SANMIXは遊星式混合装置の一種ですが、一般的な遊星式の機構に加えて独自の機構を盛り込むことで混合性能を高めています。
まずは一般的な遊星式混合装置についてご説明します。
図1示した模式図のように試料を入れた容器が自転をしながら一点を中心に公転も行います。
このような運動の場合、まず容器の自転により試料が容器内を対流します。
この対流によって生じる切り離し、折り畳み、重ね合わせなどの効果で濃度のむらが減少します。
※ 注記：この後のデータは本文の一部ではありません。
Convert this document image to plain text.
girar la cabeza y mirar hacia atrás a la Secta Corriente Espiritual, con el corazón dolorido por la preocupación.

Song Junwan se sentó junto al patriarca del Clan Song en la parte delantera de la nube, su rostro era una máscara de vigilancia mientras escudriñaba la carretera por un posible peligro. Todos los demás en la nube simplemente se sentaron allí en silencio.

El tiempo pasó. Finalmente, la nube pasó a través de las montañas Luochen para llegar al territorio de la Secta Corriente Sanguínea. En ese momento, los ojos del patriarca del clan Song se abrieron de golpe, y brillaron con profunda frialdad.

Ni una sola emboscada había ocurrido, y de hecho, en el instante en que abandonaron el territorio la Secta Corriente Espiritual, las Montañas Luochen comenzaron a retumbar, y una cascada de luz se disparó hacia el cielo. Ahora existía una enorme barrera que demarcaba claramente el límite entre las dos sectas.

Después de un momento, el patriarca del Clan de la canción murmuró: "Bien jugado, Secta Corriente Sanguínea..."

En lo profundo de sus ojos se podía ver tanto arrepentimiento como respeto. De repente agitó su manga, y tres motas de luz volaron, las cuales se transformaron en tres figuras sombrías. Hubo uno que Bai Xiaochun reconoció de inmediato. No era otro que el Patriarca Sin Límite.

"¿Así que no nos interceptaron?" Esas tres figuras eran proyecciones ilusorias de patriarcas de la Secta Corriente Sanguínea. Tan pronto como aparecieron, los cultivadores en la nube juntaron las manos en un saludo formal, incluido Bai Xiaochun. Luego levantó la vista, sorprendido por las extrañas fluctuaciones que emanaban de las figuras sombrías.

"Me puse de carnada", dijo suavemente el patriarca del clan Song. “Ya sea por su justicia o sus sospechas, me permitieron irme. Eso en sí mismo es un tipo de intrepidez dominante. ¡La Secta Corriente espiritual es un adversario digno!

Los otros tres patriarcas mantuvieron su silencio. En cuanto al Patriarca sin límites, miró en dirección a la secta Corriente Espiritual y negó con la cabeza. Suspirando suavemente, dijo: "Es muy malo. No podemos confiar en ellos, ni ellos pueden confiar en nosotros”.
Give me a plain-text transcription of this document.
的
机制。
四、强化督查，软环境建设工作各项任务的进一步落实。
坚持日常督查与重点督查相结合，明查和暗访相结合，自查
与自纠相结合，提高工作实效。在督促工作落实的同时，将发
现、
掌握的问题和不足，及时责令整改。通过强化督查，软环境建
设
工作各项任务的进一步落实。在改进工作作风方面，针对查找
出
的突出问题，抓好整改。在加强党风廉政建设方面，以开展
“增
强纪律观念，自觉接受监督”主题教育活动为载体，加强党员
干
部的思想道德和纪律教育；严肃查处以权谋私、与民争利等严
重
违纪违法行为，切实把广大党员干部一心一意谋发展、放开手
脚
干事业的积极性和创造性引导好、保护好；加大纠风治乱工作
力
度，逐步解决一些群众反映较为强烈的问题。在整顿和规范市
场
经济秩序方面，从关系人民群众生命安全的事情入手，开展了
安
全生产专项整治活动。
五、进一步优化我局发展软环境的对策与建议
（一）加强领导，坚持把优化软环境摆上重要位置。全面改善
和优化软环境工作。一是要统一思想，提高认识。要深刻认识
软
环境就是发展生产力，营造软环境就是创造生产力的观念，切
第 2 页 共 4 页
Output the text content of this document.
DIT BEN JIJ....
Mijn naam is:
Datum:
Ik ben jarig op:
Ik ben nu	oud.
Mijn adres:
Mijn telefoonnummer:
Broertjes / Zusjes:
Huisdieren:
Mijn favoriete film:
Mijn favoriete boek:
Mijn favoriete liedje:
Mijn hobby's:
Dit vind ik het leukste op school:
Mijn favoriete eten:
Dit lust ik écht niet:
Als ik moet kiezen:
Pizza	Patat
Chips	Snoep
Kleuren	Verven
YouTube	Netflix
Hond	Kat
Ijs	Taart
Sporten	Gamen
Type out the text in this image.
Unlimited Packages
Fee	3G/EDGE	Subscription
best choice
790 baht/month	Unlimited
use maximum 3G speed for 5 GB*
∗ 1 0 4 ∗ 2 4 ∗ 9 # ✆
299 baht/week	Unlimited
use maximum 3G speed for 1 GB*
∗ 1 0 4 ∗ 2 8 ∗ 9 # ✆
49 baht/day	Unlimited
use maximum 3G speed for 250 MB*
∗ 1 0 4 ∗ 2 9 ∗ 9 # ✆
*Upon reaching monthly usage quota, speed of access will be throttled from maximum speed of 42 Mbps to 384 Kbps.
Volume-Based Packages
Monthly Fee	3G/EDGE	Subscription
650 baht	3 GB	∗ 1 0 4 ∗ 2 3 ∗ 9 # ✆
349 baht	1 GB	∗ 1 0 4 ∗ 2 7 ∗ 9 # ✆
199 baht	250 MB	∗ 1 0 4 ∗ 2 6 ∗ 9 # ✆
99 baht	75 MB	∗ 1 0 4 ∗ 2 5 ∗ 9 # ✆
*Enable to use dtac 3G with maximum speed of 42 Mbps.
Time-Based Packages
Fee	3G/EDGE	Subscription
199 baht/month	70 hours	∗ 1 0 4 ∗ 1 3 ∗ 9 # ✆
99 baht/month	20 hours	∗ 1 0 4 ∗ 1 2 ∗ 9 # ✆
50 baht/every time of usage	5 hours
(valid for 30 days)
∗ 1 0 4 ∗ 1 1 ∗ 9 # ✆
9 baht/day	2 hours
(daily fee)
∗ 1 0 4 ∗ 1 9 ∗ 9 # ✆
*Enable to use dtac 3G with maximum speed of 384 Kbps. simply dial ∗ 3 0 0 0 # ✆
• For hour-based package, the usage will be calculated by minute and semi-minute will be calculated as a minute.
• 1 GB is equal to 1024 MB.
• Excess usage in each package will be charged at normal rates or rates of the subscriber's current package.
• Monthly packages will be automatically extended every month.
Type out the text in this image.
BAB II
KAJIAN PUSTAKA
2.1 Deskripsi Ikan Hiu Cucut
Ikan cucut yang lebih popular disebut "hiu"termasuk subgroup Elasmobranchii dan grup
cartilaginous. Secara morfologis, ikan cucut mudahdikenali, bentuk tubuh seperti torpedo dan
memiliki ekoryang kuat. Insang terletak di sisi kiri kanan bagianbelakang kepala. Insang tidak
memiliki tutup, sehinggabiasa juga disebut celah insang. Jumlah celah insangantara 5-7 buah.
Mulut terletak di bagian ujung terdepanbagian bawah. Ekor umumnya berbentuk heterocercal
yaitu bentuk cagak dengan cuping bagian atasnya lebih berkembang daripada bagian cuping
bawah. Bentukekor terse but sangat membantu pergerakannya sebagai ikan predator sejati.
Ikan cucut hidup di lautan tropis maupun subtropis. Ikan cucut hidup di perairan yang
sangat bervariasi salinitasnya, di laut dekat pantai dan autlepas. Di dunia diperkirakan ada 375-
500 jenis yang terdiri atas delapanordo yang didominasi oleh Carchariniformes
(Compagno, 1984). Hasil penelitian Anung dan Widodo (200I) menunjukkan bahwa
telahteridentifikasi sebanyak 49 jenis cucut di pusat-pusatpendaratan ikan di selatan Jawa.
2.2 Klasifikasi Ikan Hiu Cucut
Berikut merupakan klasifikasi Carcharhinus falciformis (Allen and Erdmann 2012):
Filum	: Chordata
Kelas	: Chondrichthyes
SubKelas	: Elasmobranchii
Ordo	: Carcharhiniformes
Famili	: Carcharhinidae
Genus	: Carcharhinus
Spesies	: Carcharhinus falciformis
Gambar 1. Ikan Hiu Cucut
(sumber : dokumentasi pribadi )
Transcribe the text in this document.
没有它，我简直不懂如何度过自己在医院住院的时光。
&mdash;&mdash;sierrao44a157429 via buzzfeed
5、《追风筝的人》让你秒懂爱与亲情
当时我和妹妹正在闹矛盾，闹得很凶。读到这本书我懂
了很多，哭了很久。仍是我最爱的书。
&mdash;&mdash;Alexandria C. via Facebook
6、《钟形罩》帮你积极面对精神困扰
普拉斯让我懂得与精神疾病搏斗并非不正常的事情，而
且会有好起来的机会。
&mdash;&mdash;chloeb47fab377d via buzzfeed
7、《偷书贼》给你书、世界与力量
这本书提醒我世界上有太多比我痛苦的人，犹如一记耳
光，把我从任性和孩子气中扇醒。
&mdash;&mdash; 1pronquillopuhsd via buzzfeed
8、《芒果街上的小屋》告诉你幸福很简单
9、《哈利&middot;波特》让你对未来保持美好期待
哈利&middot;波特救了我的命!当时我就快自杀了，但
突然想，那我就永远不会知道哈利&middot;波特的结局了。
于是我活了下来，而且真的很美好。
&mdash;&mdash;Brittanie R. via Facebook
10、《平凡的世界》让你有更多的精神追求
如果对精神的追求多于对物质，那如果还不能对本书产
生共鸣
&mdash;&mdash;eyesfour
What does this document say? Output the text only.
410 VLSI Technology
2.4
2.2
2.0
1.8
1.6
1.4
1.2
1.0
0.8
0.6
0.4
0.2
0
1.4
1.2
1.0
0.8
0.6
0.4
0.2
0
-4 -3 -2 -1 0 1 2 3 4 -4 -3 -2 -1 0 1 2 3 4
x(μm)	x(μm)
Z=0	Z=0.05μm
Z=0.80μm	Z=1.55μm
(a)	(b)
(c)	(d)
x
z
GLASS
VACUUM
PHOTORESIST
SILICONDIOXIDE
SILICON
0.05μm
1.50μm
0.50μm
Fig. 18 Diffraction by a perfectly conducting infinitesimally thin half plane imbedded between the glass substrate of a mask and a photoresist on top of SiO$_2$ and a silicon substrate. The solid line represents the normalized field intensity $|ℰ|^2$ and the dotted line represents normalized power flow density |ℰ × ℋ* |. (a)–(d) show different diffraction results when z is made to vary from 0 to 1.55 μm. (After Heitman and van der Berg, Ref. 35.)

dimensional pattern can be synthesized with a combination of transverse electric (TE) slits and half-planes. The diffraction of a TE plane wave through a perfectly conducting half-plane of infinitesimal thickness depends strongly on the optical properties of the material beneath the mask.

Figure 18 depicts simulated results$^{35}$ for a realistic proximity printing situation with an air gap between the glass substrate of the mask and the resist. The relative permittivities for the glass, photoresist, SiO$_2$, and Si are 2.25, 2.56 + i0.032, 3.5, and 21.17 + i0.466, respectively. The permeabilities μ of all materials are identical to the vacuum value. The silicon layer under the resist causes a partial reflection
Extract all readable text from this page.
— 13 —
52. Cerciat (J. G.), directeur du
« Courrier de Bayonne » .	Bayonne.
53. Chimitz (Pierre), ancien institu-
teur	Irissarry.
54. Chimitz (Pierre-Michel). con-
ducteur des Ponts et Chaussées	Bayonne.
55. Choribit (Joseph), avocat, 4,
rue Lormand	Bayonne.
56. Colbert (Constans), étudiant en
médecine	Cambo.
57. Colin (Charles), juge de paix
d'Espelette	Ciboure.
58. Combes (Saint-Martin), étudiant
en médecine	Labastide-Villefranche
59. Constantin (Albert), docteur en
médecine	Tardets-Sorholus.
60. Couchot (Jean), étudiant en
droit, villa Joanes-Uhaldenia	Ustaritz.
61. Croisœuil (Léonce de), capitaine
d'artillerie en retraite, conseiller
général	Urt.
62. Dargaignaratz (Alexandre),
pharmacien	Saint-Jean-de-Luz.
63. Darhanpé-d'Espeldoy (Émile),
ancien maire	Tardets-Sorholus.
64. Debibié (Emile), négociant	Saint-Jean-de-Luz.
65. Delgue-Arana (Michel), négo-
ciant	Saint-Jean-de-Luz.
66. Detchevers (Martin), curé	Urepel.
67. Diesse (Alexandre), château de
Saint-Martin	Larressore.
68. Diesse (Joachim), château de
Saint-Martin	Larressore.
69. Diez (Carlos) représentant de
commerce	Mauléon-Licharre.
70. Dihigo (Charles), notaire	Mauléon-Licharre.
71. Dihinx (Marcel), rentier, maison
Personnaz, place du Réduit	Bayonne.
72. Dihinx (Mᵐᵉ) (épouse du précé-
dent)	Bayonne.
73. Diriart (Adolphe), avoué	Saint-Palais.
また粉体層間・粉体-容器間の速度差によってせん断力も働きます。
更に公転により生じる遠心力も加わります。
容器は公転軸に対して傾いているため、遠心力は自転軸方向へのせん断力としても働きます。(図2)
これらの3次元的な各種の力により攪拌翼などを使用せずに高い混合性能を実現しています。
弊社のSANMIXでは上記の原理に加えて、自転軸方向のせん断力を更に強く複雑にする工夫として「容器の傾きの向きを公転の中心方向ではなく、装置の外から見て一定方向となる」という機構と取り入れました。
従来の方式では中心から見た容器の傾きは変化しないので、遠心力を受けても容器に沿った下向きのせん断力しか掛かりません。
しかしSANMIXの方式では中心から見た時に傾きが±5%の範囲の変化を繰り返すので、上下両方向にせん断力が掛かります。(図3)
この結果として従来より複雑で強い力を材料に働かせることができ、混合性能が高まるとともに混合時間の短縮や凝集体の分散などの能力も向上させることができました。